In its role as competition watchdog, the European Commission must also give its blessing to the rescue before it can go ahead.
– Million euros an hour –
Economy Minister Peter Altmaier said earlier in May that Lufthansa was part of Germany’s “family silver” and that Berlin aimed to avoid a “fire sale” of valuable firms.
If plans go ahead, it would be the first time the government has held a stake in the former flag carrier since 1997.
But around 700 of Lufthansa’s 760 aircraft are currently parked at airports and more than 80,000 of its 130,000 staff are on part-time work schemes.
In April, the group was carrying fewer than 3,000 passengers daily compared with a pre-pandemic average of around 350,000 a day.
Chief executive Carsten Spohr has said Lufthansa — which also includes subsidiaries Austrian and Brussels Airlines, Eurowings and Swiss — is bleeding “about a million euros in liquidity reserves per hour.
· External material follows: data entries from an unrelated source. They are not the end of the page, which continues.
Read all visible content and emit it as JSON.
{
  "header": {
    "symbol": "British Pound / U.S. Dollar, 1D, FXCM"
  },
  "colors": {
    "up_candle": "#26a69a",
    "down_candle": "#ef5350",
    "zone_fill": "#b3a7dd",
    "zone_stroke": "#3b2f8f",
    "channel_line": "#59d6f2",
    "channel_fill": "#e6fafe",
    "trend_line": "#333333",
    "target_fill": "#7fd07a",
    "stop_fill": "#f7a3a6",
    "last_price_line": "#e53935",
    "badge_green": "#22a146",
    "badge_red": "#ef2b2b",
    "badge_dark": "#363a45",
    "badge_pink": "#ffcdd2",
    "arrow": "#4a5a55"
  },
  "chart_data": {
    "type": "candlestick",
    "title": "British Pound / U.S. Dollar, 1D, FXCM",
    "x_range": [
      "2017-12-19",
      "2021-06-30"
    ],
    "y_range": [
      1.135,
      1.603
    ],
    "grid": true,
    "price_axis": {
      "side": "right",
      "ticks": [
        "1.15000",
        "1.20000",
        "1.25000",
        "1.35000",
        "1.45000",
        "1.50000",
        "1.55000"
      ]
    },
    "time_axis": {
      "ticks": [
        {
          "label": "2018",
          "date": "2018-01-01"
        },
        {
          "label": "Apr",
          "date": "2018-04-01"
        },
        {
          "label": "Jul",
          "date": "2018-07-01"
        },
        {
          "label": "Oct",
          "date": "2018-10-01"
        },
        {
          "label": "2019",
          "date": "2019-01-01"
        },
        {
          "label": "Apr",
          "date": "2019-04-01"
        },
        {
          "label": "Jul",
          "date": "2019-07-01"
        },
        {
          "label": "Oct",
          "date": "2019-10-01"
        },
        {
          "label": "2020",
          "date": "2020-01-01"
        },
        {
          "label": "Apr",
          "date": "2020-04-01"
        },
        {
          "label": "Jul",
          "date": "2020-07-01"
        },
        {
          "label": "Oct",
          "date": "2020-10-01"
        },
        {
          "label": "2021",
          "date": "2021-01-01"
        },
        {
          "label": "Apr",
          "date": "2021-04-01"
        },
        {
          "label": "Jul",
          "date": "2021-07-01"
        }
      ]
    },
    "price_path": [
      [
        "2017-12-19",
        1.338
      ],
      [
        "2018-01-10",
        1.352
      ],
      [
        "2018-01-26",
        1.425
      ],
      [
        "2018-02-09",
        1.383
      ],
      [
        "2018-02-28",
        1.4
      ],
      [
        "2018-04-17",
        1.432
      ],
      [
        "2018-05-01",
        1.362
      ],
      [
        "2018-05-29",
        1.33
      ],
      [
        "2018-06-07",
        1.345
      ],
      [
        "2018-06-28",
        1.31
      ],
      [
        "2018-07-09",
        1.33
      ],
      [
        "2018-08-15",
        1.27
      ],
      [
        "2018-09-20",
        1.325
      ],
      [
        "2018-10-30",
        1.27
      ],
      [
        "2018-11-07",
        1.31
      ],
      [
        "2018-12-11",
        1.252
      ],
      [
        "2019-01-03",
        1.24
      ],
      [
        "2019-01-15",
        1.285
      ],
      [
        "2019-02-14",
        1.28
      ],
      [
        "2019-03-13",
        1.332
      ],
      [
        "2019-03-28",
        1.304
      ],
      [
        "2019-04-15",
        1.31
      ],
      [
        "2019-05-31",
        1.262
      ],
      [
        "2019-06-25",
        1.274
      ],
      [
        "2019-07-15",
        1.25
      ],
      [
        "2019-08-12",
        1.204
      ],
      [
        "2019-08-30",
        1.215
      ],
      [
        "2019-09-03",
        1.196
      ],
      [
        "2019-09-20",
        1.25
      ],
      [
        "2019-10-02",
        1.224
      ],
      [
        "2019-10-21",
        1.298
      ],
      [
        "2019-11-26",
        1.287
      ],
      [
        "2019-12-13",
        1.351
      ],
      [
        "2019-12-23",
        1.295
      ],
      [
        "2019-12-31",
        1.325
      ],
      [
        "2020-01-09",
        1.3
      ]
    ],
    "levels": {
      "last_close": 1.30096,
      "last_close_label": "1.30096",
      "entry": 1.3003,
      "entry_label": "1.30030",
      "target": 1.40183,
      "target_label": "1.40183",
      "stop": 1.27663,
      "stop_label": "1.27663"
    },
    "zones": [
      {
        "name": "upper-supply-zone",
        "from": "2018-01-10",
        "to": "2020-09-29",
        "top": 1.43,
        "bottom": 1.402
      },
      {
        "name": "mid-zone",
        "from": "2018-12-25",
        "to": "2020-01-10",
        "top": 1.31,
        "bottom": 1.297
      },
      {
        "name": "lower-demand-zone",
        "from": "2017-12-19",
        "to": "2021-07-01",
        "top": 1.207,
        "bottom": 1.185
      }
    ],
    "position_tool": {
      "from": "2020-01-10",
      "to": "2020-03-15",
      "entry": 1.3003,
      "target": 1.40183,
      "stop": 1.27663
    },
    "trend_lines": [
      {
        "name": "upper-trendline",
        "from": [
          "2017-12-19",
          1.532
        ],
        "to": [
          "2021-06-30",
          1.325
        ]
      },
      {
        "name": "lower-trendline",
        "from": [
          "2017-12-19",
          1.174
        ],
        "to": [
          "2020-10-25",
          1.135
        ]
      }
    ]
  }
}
Day and night. Week by week.”
The group’s woes did not prevent the SPD attempting to play hardball in talks to try to secure influence.
“The state is not some idiot that will just hand over money and have no say after that,” SPD deputy Carsten Schneider told the daily Die Welt earlier this month.
But bosses responded by warning that without state aid they could declare insolvency to benefit from a grace period during which they could try to sort out Lufthansa’s finances.
Such a step could mean painful job cuts, especially as Spohr has said there are now 10,000 too many staff given the state of Lufthansa’s operations.